If that looks familiar, it’s because it’s the same layout I suggested here to take advantage of natural convection currents. So here’s the whole story.
Before operations, the tower will be populated with racks which are designed to receive trays. The racks will be fully wired with power and data. Human beings (as a group of humans can work more quickly than a single robot) will fill up the trays with computers and the racks with trays. When everything’s been plugged in, the humans leave. The entire tower is then sealed, the dirty air pumped out, and clean air pumped in. The tower will use evaporative cooling; that will be switched on and the computers powered up.
We only supply DC power. There is no AC in the tower, and consequently no high voltages. The robot (which is more of a dumb waiter than a cyborg) can be powered using compressed air or DC motors – that’s something for a robotics guru.
The tower is designed to be run for many years without human incursion. If something in a tray breaks, the robot will retrieve the tray and deliver it to the airlock, where a person picks it up and takes it away for repair or disposal. People outside the data centre will pack computer equipment into trays, insert the trays into an airlock at the bottom of the tower, from whence a robot will pick the tray up, transport it to its final location, and insert it.
When it’s time to replace the entire estate, the tower is depowered and humans can empty it out and build a new estate.
The robot uses the central core of tower. All it has to do is move up, down, around in circles and backwards and forwards. These are simple operations but nonetheless, mechanical stuff can break and does require preventative maintenance. When not in use, the robot therefore docks in an area adjacent to the airlock, so it can be inspected without humans entering the tower. As a last resort, if the robot breaks when in motion, or if something at the back of the racks breaks, a human can get in, but must wear a suit and breathing apparatus. That may sound extreme, but the tower will be hot and windy.

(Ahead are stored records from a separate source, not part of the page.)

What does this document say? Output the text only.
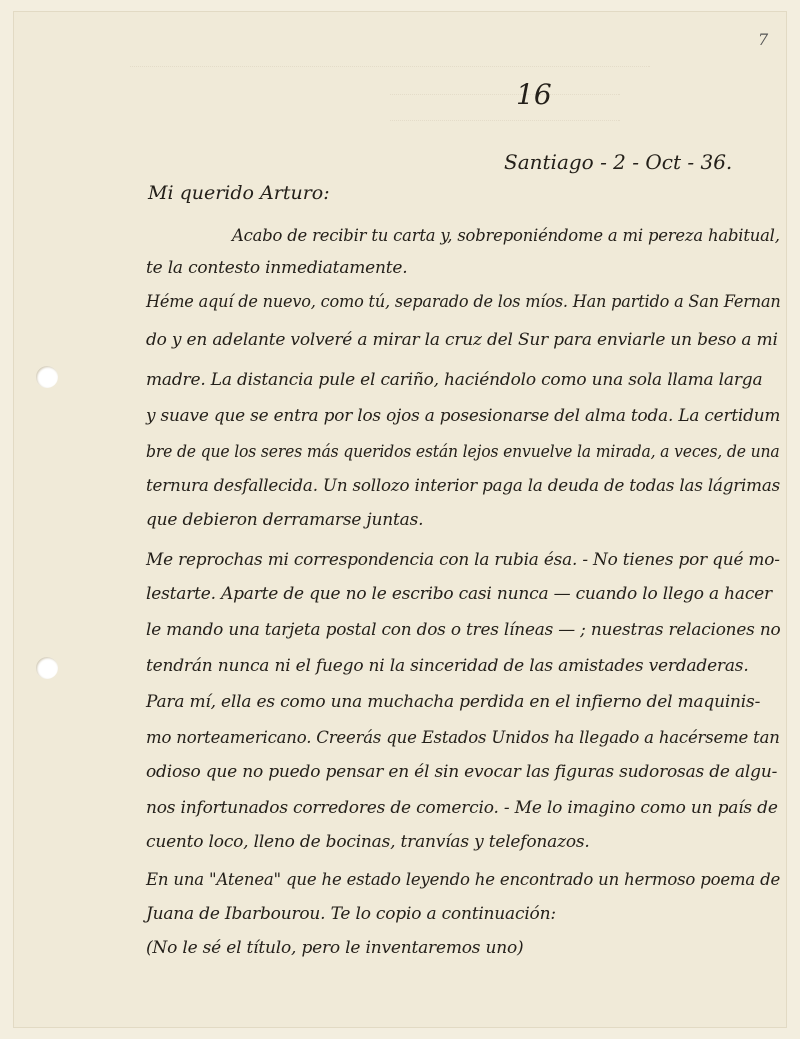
7
16
Santiago - 2 - Oct - 36.
Mi querido Arturo:
Acabo de recibir tu carta y, sobreponiéndome a mi pereza habitual,
te la contesto inmediatamente.
Héme aquí de nuevo, como tú, separado de los míos. Han partido a San Fernan
do y en adelante volveré a mirar la cruz del Sur para enviarle un beso a mi
madre. La distancia pule el cariño, haciéndolo como una sola llama larga
y suave que se entra por los ojos a posesionarse del alma toda. La certidum
bre de que los seres más queridos están lejos envuelve la mirada, a veces, de una
ternura desfallecida. Un sollozo interior paga la deuda de todas las lágrimas
que debieron derramarse juntas.
Me reprochas mi correspondencia con la rubia ésa. - No tienes por qué mo-
lestarte. Aparte de que no le escribo casi nunca — cuando lo llego a hacer
le mando una tarjeta postal con dos o tres líneas — ; nuestras relaciones no
tendrán nunca ni el fuego ni la sinceridad de las amistades verdaderas.
Para mí, ella es como una muchacha perdida en el infierno del maquinis-
mo norteamericano. Creerás que Estados Unidos ha llegado a hacérseme tan
odioso que no puedo pensar en él sin evocar las figuras sudorosas de algu-
nos infortunados corredores de comercio. - Me lo imagino como un país de
cuento loco, lleno de bocinas, tranvías y telefonazos.
En una "Atenea" que he estado leyendo he encontrado un hermoso poema de
Juana de Ibarbourou. Te lo copio a continuación:
(No le sé el título, pero le inventaremos uno)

It may also be filled with non-breathable gas. I’m told that helium has much better thermal qualities than natural air, and filling the tower with helium would not only keep humans out, but would also obviate the need for fire protection. The lights (LED lighting, of course) would be off unless there’s a need for them to be on, and a couple of moveable cameras can provide eyes for security and when things go wrong.
Each tower would be self-contained. Multiple towers could be built to increase capacity. Exactly how close they could be, I don’t know. But this is a design that achieves a very high density of computer power in a very small area: that makes it suitable for places where land is expensive.
Last but not least, in this most aesthetically-challenged of industries, these towers would look really cool. So: Google, Facebook, Microsoft: run with it!
So far I’ve discussed the topology and engineering within a data centre. In this post, I take a big step back to produce a blueprint for any global internet provider such that, by combining follow-the-clock computing with a much lower-density arrangement, we get to a much lower carbon footprint.
I will now unpack that in reverse order.
Let’s start at the IT load. In an early post, I stated the ASHRAE A3 standard recommended thermal guidelines, which I have since assumed. But that’s not the whole story. Getting holding of the ASHRAE standards has become rather difficult as, like everyone else, they’ve become selfish with the information and want people to pay. However, there’s the link here guided me to the paper Clarification to ASHRAE Thermal Guidelines, which I believe is in the public domain, and which shows the full picture: although 18-27C is the recommended operating range of temperatures and <60% the recommended humidity, the allowable range is 5-40C / <85% (and, for A4, 5-45C / < 90%). Ask my laptop: computers can work in high heat and humidity and, if they’re solid state, can last for many years. Put a motherboard built to ASHRAE A4 standard in the middle of a room in the tropics, aim a fan at it, and it will run almost indefinitely.
However, in a data centre, we don’t have a single motherboard in the middle of a room. We have many motherboards. This leads to lots of heat being generated in a relatively small area, and the problem of cooling in data centres is not caused by the computers per se, but rather by our insistence on packing lots of computers into a small space. The more we spread the computers out, the easier they become to cool. If we spread them out sufficiently, and if they’re built to withstand a high intake temperature, all we need to do is extract the hot output air.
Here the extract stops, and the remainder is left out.